I try a couple of times to cast shove (a cleaning spell would really come in handy here), but I think it multiplies the dust. When I come dangerously close to smashing the window, I give up. I tie my hair back with a bandanna and pretend I'm in the fun parts of the 50s. After a lot of elbow grease, it starts to resemble a room.

There's an iron bedframe straight from an orphanage in the 1800s and a tiny table. There's a pale blue vase with yellow flowers that haven't been changed in decades. One of them crumbles to dust between my fingers. The window is small and high and looking out mostly onto bins, but behind it there's a faint view of the hills and a strip of cornflower blue sky. Daphne deigns to come back in, and settles down on the windowsill.
"This is my room." My room. A place for me. Somewhere safe. That's mine. Somewhere at least semi-permanent. It is everything I want, and it terrifies me.

I still have to say goodbye to Lizzie. I'm not quite that unfeeling. She has been kind to me, and I can't disappear on her. I don't like that. The knowledge that I can always disappear has been my security blanket for a long time. Now I can't. She greets me with a smile that splits her face in two and I let her hug me.
"I'm um...going to be leaving today. I've found a place to stay." I've stopped pretending I'm on holiday. She knows, and I don't want to insult her intelligence.
"That's good. Really good."
"Where are you going, after this?"
"Home. This is the last place on my list. Obviously. She's going home, to people who love her. The jealousy is so strong it's a struggle to keep smiling. I know it's pointless and I know she doesn't deserve it. But being able to go home.

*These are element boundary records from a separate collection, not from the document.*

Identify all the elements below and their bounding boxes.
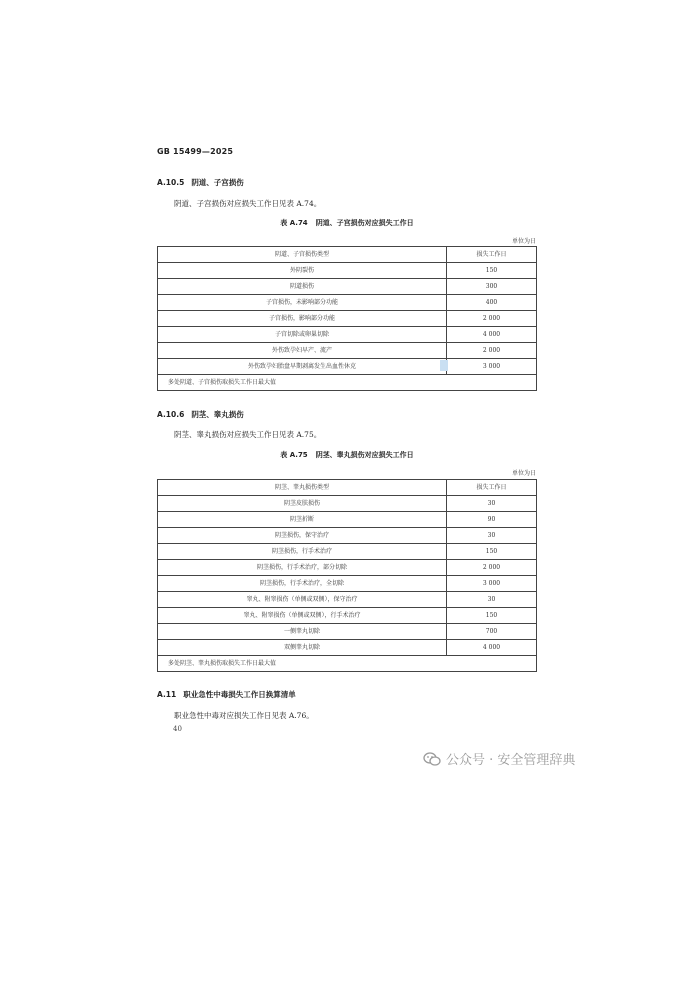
lost-days: 2 000 [447, 560, 537, 576]
section-number: A.11 [157, 690, 177, 699]
column-header: 损失工作日 [447, 480, 537, 496]
injury-type: 双侧睾丸切除 [158, 640, 447, 656]
section-title: 阴茎、睾丸损伤 [191, 410, 244, 419]
section-heading-a11 [157, 689, 296, 700]
section-title: 职业急性中毒损失工作日换算清单 [183, 690, 296, 699]
table-row [158, 544, 537, 560]
table-note-row [158, 375, 537, 391]
column-header: 阴茎、睾丸损伤类型 [158, 480, 447, 496]
table-row [158, 279, 537, 295]
table-row [158, 576, 537, 592]
wechat-icon [423, 752, 441, 766]
table-row [158, 311, 537, 327]
injury-type: 阴茎皮肤损伤 [158, 496, 447, 512]
table-row [158, 640, 537, 656]
section-number: A.10.5 [157, 178, 185, 187]
unit-label: 单位为日 [511, 470, 536, 477]
injury-type: 外阴裂伤 [158, 263, 447, 279]
table-row [158, 608, 537, 624]
table-row [158, 359, 537, 375]
lost-days: 90 [447, 512, 537, 528]
lost-days: 150 [447, 544, 537, 560]
lost-days: 2 000 [447, 311, 537, 327]
injury-type: 外伤致孕妇胎盘早期剥离发生出血性休克 [158, 359, 447, 375]
table-row [158, 496, 537, 512]
table-number: 表 A.74 [280, 219, 308, 227]
table-row [158, 295, 537, 311]
injury-type: 子宫损伤，影响部分功能 [158, 311, 447, 327]
table-header-row [158, 247, 537, 263]
lost-days: 300 [447, 279, 537, 295]
injury-type: 外伤致孕妇早产、流产 [158, 343, 447, 359]
injury-type: 子宫切除或卵巢切除 [158, 327, 447, 343]
table-row [158, 263, 537, 279]
lost-days: 4 000 [447, 327, 537, 343]
section-paragraph: 职业急性中毒对应损失工作日见表 A.76。 [174, 711, 314, 720]
lost-days: 3 000 [447, 359, 537, 375]
lost-days: 30 [447, 528, 537, 544]
section-heading-a10-6 [157, 409, 244, 420]
section-number: A.10.6 [157, 410, 185, 419]
table-a74 [157, 246, 537, 391]
injury-type: 睾丸、附睾损伤（单侧或双侧），行手术治疗 [158, 608, 447, 624]
table-header-row [158, 480, 537, 496]
unit-label: 单位为日 [511, 238, 536, 245]
table-title: 阴茎、睾丸损伤对应损失工作日 [315, 451, 414, 459]
table-row [158, 624, 537, 640]
table-caption-a75 [157, 450, 537, 460]
table-row [158, 512, 537, 528]
lost-days: 700 [447, 624, 537, 640]
injury-type: 阴茎损伤，行手术治疗，部分切除 [158, 560, 447, 576]
lost-days: 4 000 [447, 640, 537, 656]
table-title: 阴道、子宫损伤对应损失工作日 [315, 219, 414, 227]
lost-days: 150 [447, 263, 537, 279]
injury-type: 阴茎损伤，行手术治疗 [158, 544, 447, 560]
column-header: 阴道、子宫损伤类型 [158, 247, 447, 263]
injury-type: 阴茎损伤，行手术治疗，全切除 [158, 576, 447, 592]
blue-mark [440, 360, 448, 371]
injury-type: 睾丸、附睾损伤（单侧或双侧），保守治疗 [158, 592, 447, 608]
section-paragraph: 阴茎、睾丸损伤对应损失工作日见表 A.75。 [174, 430, 322, 439]
lost-days: 2 000 [447, 343, 537, 359]
injury-type: 阴茎损伤，保守治疗 [158, 528, 447, 544]
table-row [158, 592, 537, 608]
section-paragraph: 阴道、子宫损伤对应损失工作日见表 A.74。 [174, 199, 322, 208]
table-note-row [158, 656, 537, 672]
table-row [158, 327, 537, 343]
table-note: 多处阴道、子宫损伤取损失工作日最大值 [158, 375, 537, 391]
standard-code: GB 15499—2025 [157, 147, 234, 156]
page-number: 40 [173, 725, 182, 733]
table-row [158, 343, 537, 359]
injury-type: 阴茎折断 [158, 512, 447, 528]
watermark-text: 公众号 · 安全管理辞典 [446, 753, 576, 768]
table-a75 [157, 479, 537, 672]
lost-days: 150 [447, 608, 537, 624]
lost-days: 30 [447, 592, 537, 608]
table-number: 表 A.75 [280, 451, 308, 459]
section-title: 阴道、子宫损伤 [191, 178, 244, 187]
watermark [423, 749, 575, 768]
table-row [158, 560, 537, 576]
column-header: 损失工作日 [447, 247, 537, 263]
injury-type: 阴道损伤 [158, 279, 447, 295]
table-caption-a74 [157, 218, 537, 228]
lost-days: 400 [447, 295, 537, 311]
table-note: 多处阴茎、睾丸损伤取损失工作日最大值 [158, 656, 537, 672]
table-row [158, 528, 537, 544]
injury-type: 子宫损伤，未影响部分功能 [158, 295, 447, 311]
injury-type: 一侧睾丸切除 [158, 624, 447, 640]
section-heading-a10-5 [157, 177, 244, 188]
lost-days: 30 [447, 496, 537, 512]
lost-days: 3 000 [447, 576, 537, 592]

"I'll miss you." This is a stupid time to get emotional.
"You do realise the internet exists, right?" My laugh is almost hysterical. God, I was being stupid. The internet exists.
"Are you saying you want my phone number?" There, that's good. Now I look less like an idiot.

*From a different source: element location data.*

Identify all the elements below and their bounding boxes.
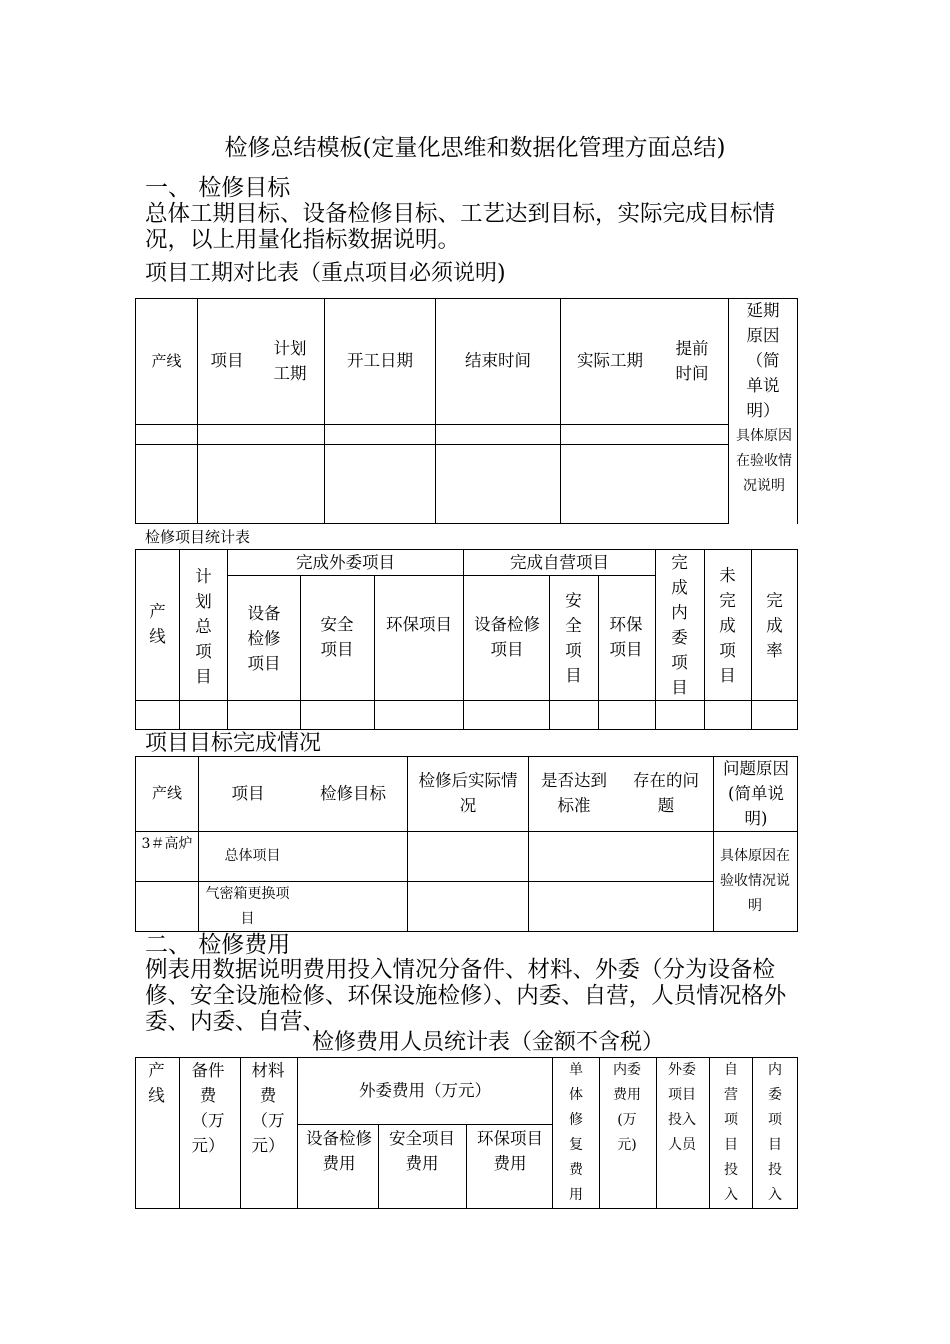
stats-header-plan-total: 计划总项目: [195, 567, 212, 686]
cost-header-outsourced-people: 外委项目投入人员: [668, 1062, 696, 1153]
cost-header-safety-fee: 安全项目费用: [389, 1129, 455, 1173]
section-2-heading: 二、 检修费用: [145, 932, 291, 958]
table-3-caption: 项目目标完成情况: [145, 731, 322, 756]
goal-header-line: 产线: [151, 784, 182, 802]
stats-header-rate: 完成率: [766, 591, 783, 660]
stats-header-safety: 安全项目: [320, 615, 354, 659]
cost-header-internal-input: 内委项目投入: [768, 1062, 782, 1203]
goal-header-actual: 检修后实际情况: [418, 771, 518, 815]
goal-header-project: 项目: [231, 784, 265, 803]
goal-header-target: 检修目标: [320, 784, 386, 803]
stats-header-self-env: 环保项目: [609, 615, 643, 659]
stats-header-unfinished: 未完成项目: [719, 566, 736, 685]
stats-header-equip-repair: 设备检修项目: [247, 604, 281, 673]
goal-reason-note: 具体原因在验收情况说明: [720, 848, 790, 914]
section-1-paragraph: 总体工期目标、设备检修目标、工艺达到目标，实际完成目标情况，以上用量化指标数据说明。: [145, 201, 776, 253]
stats-header-self-group: 完成自营项目: [510, 553, 609, 572]
goal-row-2-project: 气密箱更换项目: [205, 886, 290, 927]
cost-header-self-input: 自营项目投入: [724, 1062, 738, 1203]
header-end-time: 结束时间: [465, 351, 531, 370]
goal-row-1-line: 3＃高炉: [141, 836, 193, 852]
stats-header-env: 环保项目: [386, 615, 452, 634]
goal-row-1-project: 总体项目: [224, 848, 281, 864]
stats-header-self-equip: 设备检修项目: [474, 615, 540, 659]
header-plan-period: 计划工期: [273, 339, 307, 383]
cost-header-internal-fee: 内委费用(万元): [613, 1062, 641, 1153]
cost-header-line: 产线: [148, 1061, 165, 1105]
table-2-caption: 检修项目统计表: [145, 528, 251, 546]
cost-header-material: 材料费（万元）: [251, 1061, 285, 1155]
table-1-caption: 项目工期对比表（重点项目必须说明): [145, 261, 506, 286]
header-delay-reason: 延期原因（简单说明）: [746, 301, 780, 420]
header-line: 产线: [151, 352, 182, 370]
table-4-caption: 检修费用人员统计表（金额不含税）: [312, 1030, 665, 1055]
section-1-heading: 一、 检修目标: [145, 175, 291, 201]
cost-header-equip-fee: 设备检修费用: [306, 1129, 372, 1173]
stats-header-self-safety: 安全项目: [565, 591, 582, 685]
section-2-paragraph: 例表用数据说明费用投入情况分备件、材料、外委（分为设备检修、安全设施检修、环保设施检修）、内委、自营，人员情况格外委、内委、自营、: [145, 957, 787, 1035]
goal-header-reason: 问题原因(简单说明): [723, 759, 789, 828]
header-advance-time: 提前时间: [675, 339, 709, 383]
delay-reason-note: 具体原因在验收情况说明: [736, 428, 792, 494]
stats-header-internal: 完成内委项目: [671, 553, 688, 697]
header-project: 项目: [210, 351, 244, 370]
goal-header-standard: 是否达到标准: [541, 771, 607, 815]
cost-header-env-fee: 环保项目费用: [477, 1129, 543, 1173]
goal-header-problems: 存在的问题: [633, 771, 699, 815]
cost-header-unit-repair: 单体修复费用: [569, 1062, 583, 1203]
cost-header-spare: 备件费（万元）: [191, 1061, 225, 1155]
stats-header-line: 产线: [149, 602, 166, 646]
header-start-date: 开工日期: [347, 351, 413, 370]
page-title: 检修总结模板(定量化思维和数据化管理方面总结): [224, 135, 726, 161]
cost-header-outsourced-fee: 外委费用（万元）: [359, 1081, 491, 1100]
header-actual-period: 实际工期: [577, 351, 643, 370]
stats-header-outsourced-group: 完成外委项目: [296, 553, 395, 572]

"In a roundabout sort of way, yeah." I pick at my nailbeds and try to look relaxed.
"It'll be better if you write down yours for me. I won't keep this phone forever. I promise I'm not an international drug lord." She laughs quietly, and writes down her number on a post-it. On one of the scented post-its she has been carrying around. I fold it and put it in my bag.
"I hope things work out for you. And if it doesn't, you can call me." Of course she knows what to say. And I think she means it.
"Bye. Um...same here." Great speech, Max, very articulate. At least I said goodbye, properly. I didn't disappear.

In the weird attic room, I've developed a kind of life. A life that isn't all about survival. I practice in the mornings, help in the bookshop in the afternoons, run most evenings. I babysit and do odd jobs. I learn to boil water and make pretty coloured lights. Party tricks. Things that are unnecessary but fun. My water spells are getting better. The trick is not forcing it. I text Lizzie sometimes, who is always brimming with excitement at something. She sends lots of pictures of equally happy looking people. Daphne is going to have to go on a diet soon with all the treats she's getting. It's a life, a life that isn't precariously balanced. I have people who care about me and a place to stay and less fear of burning everything down and a grumpy pet mouse. It feels okay.